Ngoro – Centralberita.id – Badan usaha milik desa ( Bumdes ) seharusnya diperuntukan bagi kesejahteraan dan kemakmuran desa agar dikelolah sesuai keperuntukanya.

Namun selama Bumdes ini dibentuk dan dikelolah masih belum ada ketransparan dalam pengembanganya .

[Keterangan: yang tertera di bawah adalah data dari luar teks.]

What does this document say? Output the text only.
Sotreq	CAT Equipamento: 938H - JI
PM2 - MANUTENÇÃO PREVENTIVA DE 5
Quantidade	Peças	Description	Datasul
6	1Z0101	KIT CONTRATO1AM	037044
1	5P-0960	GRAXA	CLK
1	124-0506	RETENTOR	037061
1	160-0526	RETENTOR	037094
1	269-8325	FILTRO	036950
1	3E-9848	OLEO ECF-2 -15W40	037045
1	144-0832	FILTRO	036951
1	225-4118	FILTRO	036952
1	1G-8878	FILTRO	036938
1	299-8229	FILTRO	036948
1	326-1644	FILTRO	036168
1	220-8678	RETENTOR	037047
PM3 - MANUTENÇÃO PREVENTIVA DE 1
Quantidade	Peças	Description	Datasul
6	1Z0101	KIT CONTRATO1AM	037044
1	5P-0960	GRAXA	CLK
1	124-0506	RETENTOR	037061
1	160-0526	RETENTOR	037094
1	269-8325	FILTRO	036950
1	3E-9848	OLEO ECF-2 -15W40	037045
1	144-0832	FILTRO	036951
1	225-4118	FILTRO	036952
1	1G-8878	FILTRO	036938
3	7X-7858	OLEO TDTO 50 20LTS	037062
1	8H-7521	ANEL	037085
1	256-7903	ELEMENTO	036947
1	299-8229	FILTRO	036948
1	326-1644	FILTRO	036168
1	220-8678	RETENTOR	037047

Sebut saja SM ( Data Redaksi ) salah satu putra daerah wotanmas jedong angkat bicara dengan adanya BUMDES .

” Sudah 3 periode ini perjalanan BUMDES tidak ada bentuk laporan pertanggung jawabanya mas, ungkapnya.

Bahkan dalam pengelolahan diduga konspirasi wewenang jabatan, masak ketua BPD merangkap menjadi ketua Bumdes….?”
Saya juga beberapa kali mendatangi balai desa wotanmas jedong sering dipimpong dan akhirnya ditemui salah satu perangkat desa .

” iya mas terkait masalah BUMDES dan BPD masih akan diagendakan rapat secepatnya, terkait rangkap jabatan ‘, dulu pernah ditawarkan namun tidak ada yang mau ,ungkap perangkat desa sebut saja inisial T dan S .
Dalam waktu yang sama salah satu tokoh masyarakat yang enggan disebukan namanya,
” Selama berdirinya Bumdes 3 periode ini belum ada bentuk laporan yang bisa dipertanggung jawabkan ,bahkan kalau dilihat dari wilayah tersebut banyak perusahaan yang notabene bisa dijadikan rekanan bumdes ,mas…tuturnya .

Kalau ditelisik dari peraturan pemerintah no 43 tahun 2015,pasal 132 ayat 6-7 , jika pengurus Bumdes tidak diperbolehkan merangkap jabatan dalam melaksanakan fungsi pelaksanakan lembaga pemerintah desa dan lembaga kemasyarakatan desa .” larangan merangkap jabatan pengurus bumdes tersebut juga berlaku bagi BPD Desa ,Sekdes,Kaur ,Kasie kadus, LPM atau jabatan aparat desa lainnya
itu tidak diperbolehkan.

Kalau rangkap jabatan,jelas tidak akan optimal bekerja juga akan timbul indikasi pengelolahan dana sepihak,sementara dana Bumdes bertujuan untuk mewujudkan perekonomian masyarakat desa.